While I was stopped and posting it a dog walker approached. It was my city traffic engineer! He's managing a 24 hours a day crew right now. Sounds like traffic signals don't like the weather either. It's never bad to be a face for city officials to think of when they're thinking of road users, eh?

The bike trail surface proved more predictable than roads - which is to say for 20 minutes I rode knowing the slightest error would dump me on the pavement.

Still I averaged 10mph which is fast enough to actually get somewhere.

I saw two separate bike tracks - I was not alone.

Riding in this was extreme, no doubt. I didn't fall and dabbed a few times. The Pugsley tires are 4 inches wide and not studded. It's important to keep centered over the top of the bike. I don't expect to turn with any speed, not even small adjustments. Wind and cambered surface can push me in directions I don't want to go, but I accept that until I can scrub enough speed to make a course correction.

If the windspeed would have been more and the temperature less I would not have ridden.

Happy 30 Days of Biking. It really is joyful.

Monday, April 08, 2013

Substandard Width Lanes

South Dakota law says a rider can move from the right-hand curb or edge of roadway when the lane is substandard width.

South Dakota law defines a substandard width lane as a lane that is too narrow to safely share side by side with another vehicle.

The question at hand; what is “too narrow?”

Determining too narrow is more of an art than a science.

If the driver or rider is drunk, texting, sleeping, talking on the phone, or fighting with the kids in the back seat there’s not enough pavement in the world to make a lane wide enough to safely share side by side with that vehicle.

Speed plays a role too. It is much easier to share a lane side by side with a car going 20mph than a car going 80mph.

The ability of a rider to ride predictably straight also plays a role.

Let’s see if we can find an empirical width. In feet. Something we can put a tape measure to.

1. How many feet do you need to your right between you and the curb to feel like you’re riding safely?

2. How many feet wide are you?

3. How many feet do you need to your left between you and a passing car?
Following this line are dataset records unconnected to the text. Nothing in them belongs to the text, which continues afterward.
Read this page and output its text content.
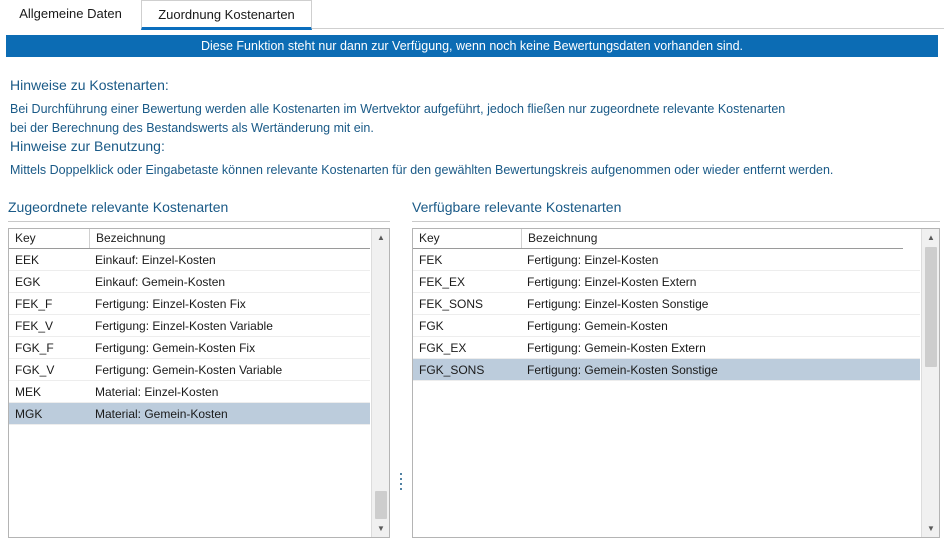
Allgemeine Daten	Zuordnung Kostenarten
Diese Funktion steht nur dann zur Verfügung, wenn noch keine Bewertungsdaten vorhanden sind.
Hinweise zu Kostenarten:
Bei Durchführung einer Bewertung werden alle Kostenarten im Wertvektor aufgeführt, jedoch fließen nur zugeordnete relevante Kostenarten
bei der Berechnung des Bestandswerts als Wertänderung mit ein.
Hinweise zur Benutzung:
Mittels Doppelklick oder Eingabetaste können relevante Kostenarten für den gewählten Bewertungskreis aufgenommen oder wieder entfernt werden.
Zugeordnete relevante Kostenarten	Verfügbare relevante Kostenarten
Key	Bezeichnung
EEK	Einkauf: Einzel-Kosten
EGK	Einkauf: Gemein-Kosten
FEK_F	Fertigung: Einzel-Kosten Fix
FEK_V	Fertigung: Einzel-Kosten Variable
FGK_F	Fertigung: Gemein-Kosten Fix
FGK_V	Fertigung: Gemein-Kosten Variable
MEK	Material: Einzel-Kosten
MGK	Material: Gemein-Kosten
▲
▼
Key	Bezeichnung
FEK	Fertigung: Einzel-Kosten
FEK_EX	Fertigung: Einzel-Kosten Extern
FEK_SONS	Fertigung: Einzel-Kosten Sonstige
FGK	Fertigung: Gemein-Kosten
FGK_EX	Fertigung: Gemein-Kosten Extern
FGK_SONS	Fertigung: Gemein-Kosten Sonstige
▲
▼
4. How many feet wide is a passing car?

Typically when these four numbers are added together you’ll get between 14’ and 18’. The bike safety experts I know will readily agree that a 14’ lane can usually easily be shared side by side with a car.

Fact: MOST South Dakota lanes are 10’ or 12’. So, which lanes are too narrow to safely share side by side by a bicycle and a car? MOST.


Here’s how I apply this to the way I ride.

I look ahead as far as I can see and pick the left most lane position that will afford me safe passage by any obstacles to my right. Most often it’s a parked car so leftward enough to safely pass if the car door opens while I’m riding by.

Any driver that sees me immediately realizes there is not enough space in the lane to pass me. Expectations are set.

When I become aware of a driver behind me I evaluate the situation. Can I safely move to the right to give the driver more space to pass? When can I safely move to the right to give the driver more space to pass?

When I can move right, I do move right.